Не купить ли в самом деле? Он отдаст за три рубля. И тотчас перед Пирожковым всплыла, как живая, сцена: товарищ его, Чистяков, теперь адвокат, выдержал экзамен и на радостях купил у «носящего» такие вот «штиблеты». И в тот же день в Сокольниках одна из ботинок располыснулась от носка до щиколки, и он остался в носках. Тоже какой был хохот! И умные, искристые, полные комизма глаза покойника Шуйского виднеются ему со сцены, в пьесе, переделанной с французского, где он приходит в меховой шапке, купленной у «носящего» в городе. И как он художественно играл ощущенье страха, когда явилось у него пятно на руке и он уверился, что заразился от шапки! Давно это — еще гимназистом видел.
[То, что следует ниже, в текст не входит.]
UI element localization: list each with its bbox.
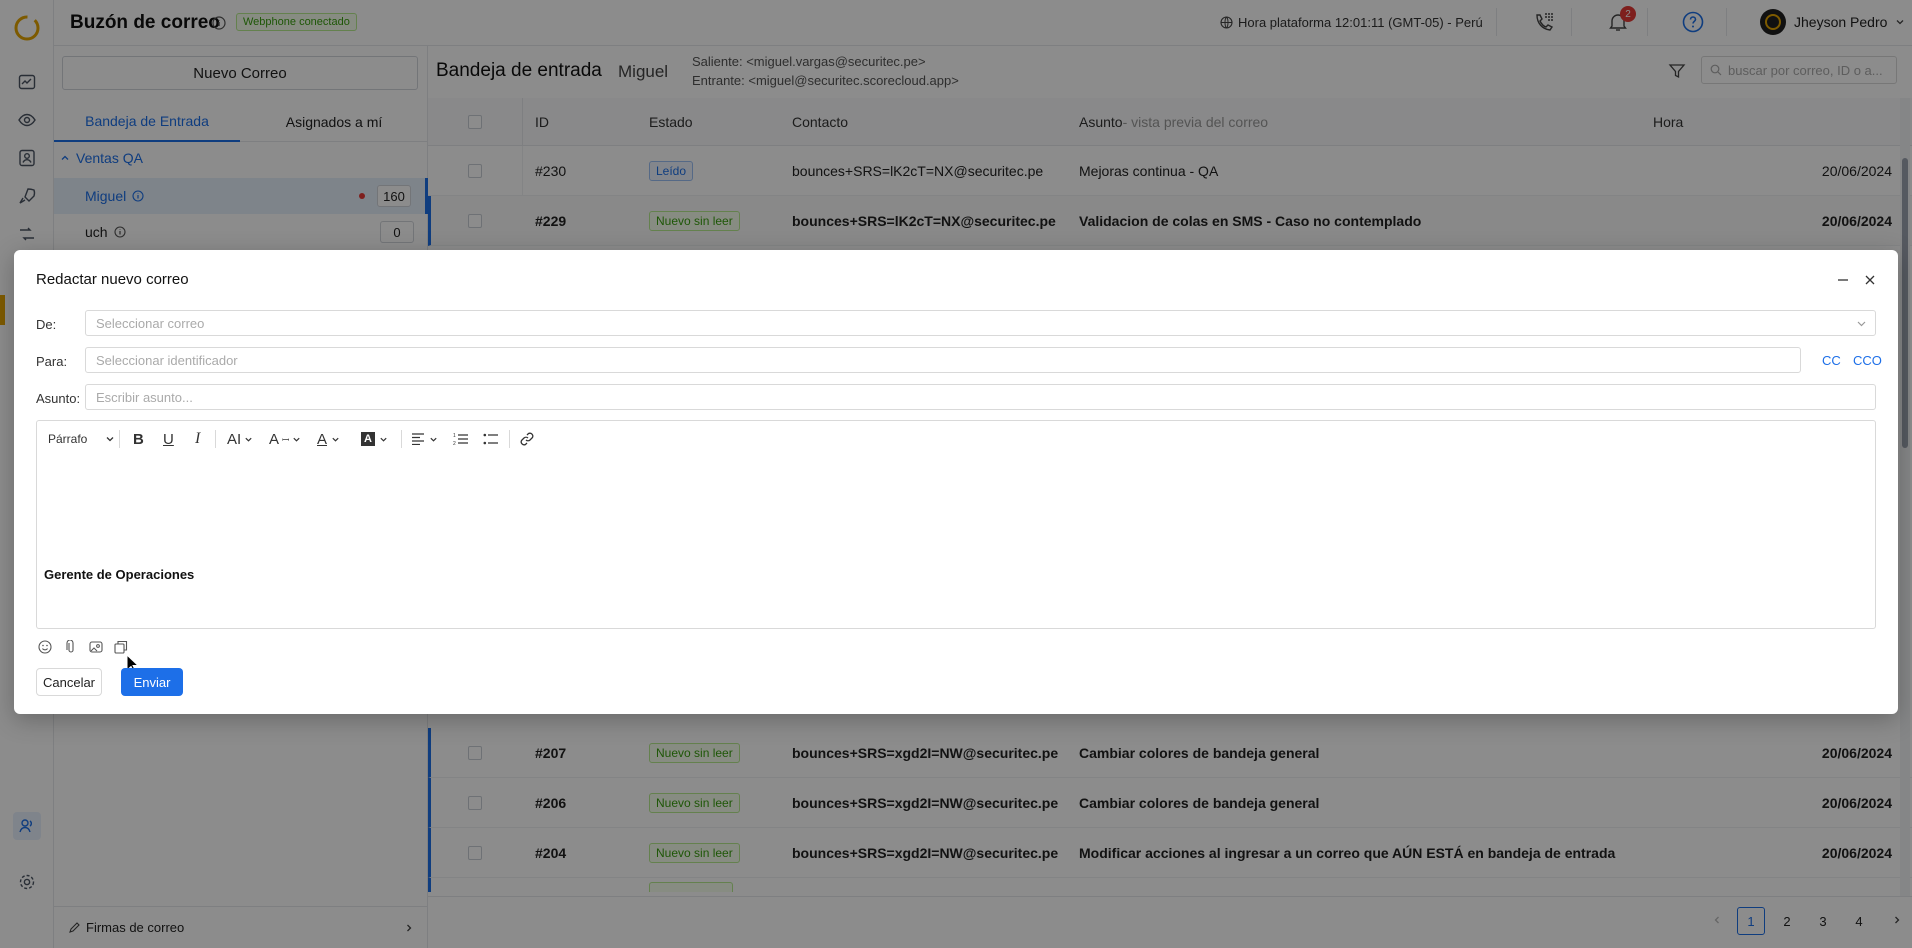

— Не надо, голубчик, — сказал Пирожков уже серьезно халатнику.
"Носящий" начал приставать. Чтобы отделаться от него, Иван Алексеич перебежал улицу против лавки с тульскими изделиями. Медь самоваров, охотничьих рогов, кофейников, тазов слепила глаза. Ему показалось, что тут много новых вещей, каких прежде не делали. Он поднялся в лавку. Теперь его еще больше щемило неудержимое, совсем детское желание что-нибудь купить. С полки выглядывало несколько садовых шандалов с пыльными колпаками. Вечера еще стояли теплые. В номерах, где он живет, — балкон. Недурно оставаться подольше на балконе.
— Сколько стоит?
— Рубль семь гривен.
Поторговались. Шандал куплен за рубль пятнадцать копеек. Нести его очень неловко. Иван Алексеич опять перешел улицу, поравнялся с бумажными лавками в начале «глаголей» гостиного двора. Захотелось вдруг купить графленой бумаги и записную книжку. Это еще больше его затруднило; но он успокоился после этих новых покупок.
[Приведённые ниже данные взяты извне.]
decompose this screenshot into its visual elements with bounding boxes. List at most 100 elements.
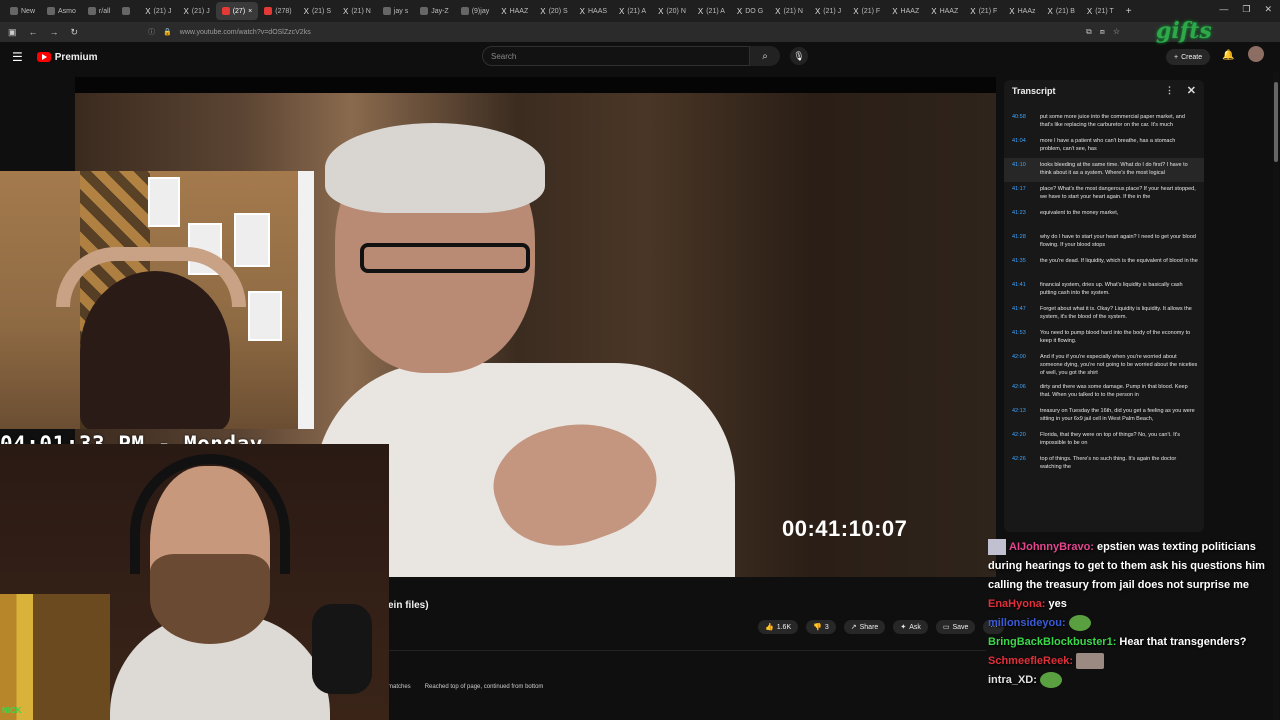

Вышел он на Красную площадь. День еще потеплел после полудня. Свет вместе с пылью так и гулял по длинному полотну мостовой — от Воскресенских ворот до Василия Блаженного. Направо давит красная кирпичная глыба Исторического музея, расползшаяся и вширь и вглубь, с ее восточной крышей, башнями, минаретами, столбами, выступами, низменным ходом. На расстоянии — Пирожков нарочно отошел влево, ближе к памятнику — музей нравился ему теперь гораздо больше, чем не так давно. Он мирился с ним. Прежде он почти негодовал, находил, что эта "груда кирпича" испортила весь облик площади, заперла ее, отняла у Воскресенских ворот их стародавнюю жизнь.
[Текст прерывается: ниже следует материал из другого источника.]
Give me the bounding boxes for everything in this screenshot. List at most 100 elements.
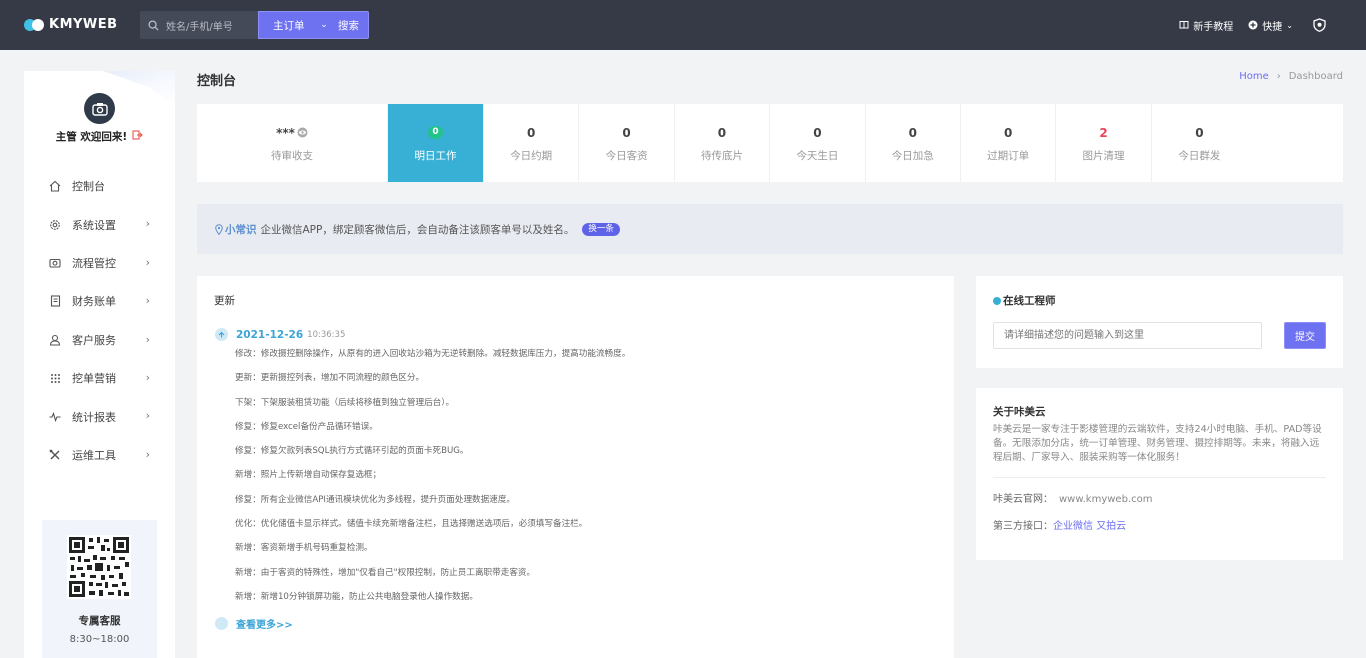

Глаз достигал до дальнего края безоблачного темнеющего неба. Девять куполов Василия Блаженного с перевитыми, зубчатыми, точно булавы, главами пестрели и тешили глаз, словно гирлянда, намалеванная даровитым ребенком, разыгравшимся среди мрака и крови, дремучего холопства и изуверных ужасов Лобного места. "Горячечная греза зодчего", — перевел про себя Пирожков французскую фразу иноземца-судьи, недавно им вычитанную.
Птицы на головах Минина и Пожарского, протянутая в пространство рука, пожарный солдатик у решетки, осевшийся, немощный и плоский купол гостиного двора и вся Ножовая линия с ее фронтоном и фризом, облезлой штукатуркой и барельефами, темные пятнистые ящики Никольских и Спасских ворот, отпотелая стена с башнями и под нею загороженное место обвалившегося бульвара; а из-за зубцов стены — легкая ротонда сената, голубая церковь, точно перенесенная из Италии, и дальше — сказочные золотые луковицы соборов, — знакомые, сотни раз воспринятые образы стояли в своей вековой неподвижности… Площадь полна была дребезжанья дрожек и глухого грохота тяжелых возов. Пешеходы и дрожки тянулись вниз к Москве-реке и по двум путям в Кремль. Седоки и извозчики снимали шапки, не доезжая Спасских ворот. Из Никольских чаще спускались экипажи с господами.
"Мужик, артельщик, купец, купчиха, адвокат", — считал Пирожков и минут с десять предавался этой статистике. В десять минут не проехало ни одной кареты, не прошло ни одной женщины, которую он способен был назвать "дамой".
Его точно тянуло в Кремль. Он поднялся через Никольские ворота, заметил, что внутри их немного поправили штукатурку, взял вдоль арсенала, начал считать пушки и остановился перед медной доской за стеклом, где по-французски говорится, когда все эти пушки взяты у великой армии. Вдруг его кольнуло. Он даже покраснел. Неужели Москва так засосала и его? От дворца шло семейство, то самое, что завтракало в "Славянском базаре". Дети раскисли. Отец кричал, весь красный, обращаясь к жене:
— Мерзавцы! Канальи! Везде грабеж!
"И я — из их породы, — подумал Иван Алексеич, — и я направляюсь, должно быть, в Оружейную палату?"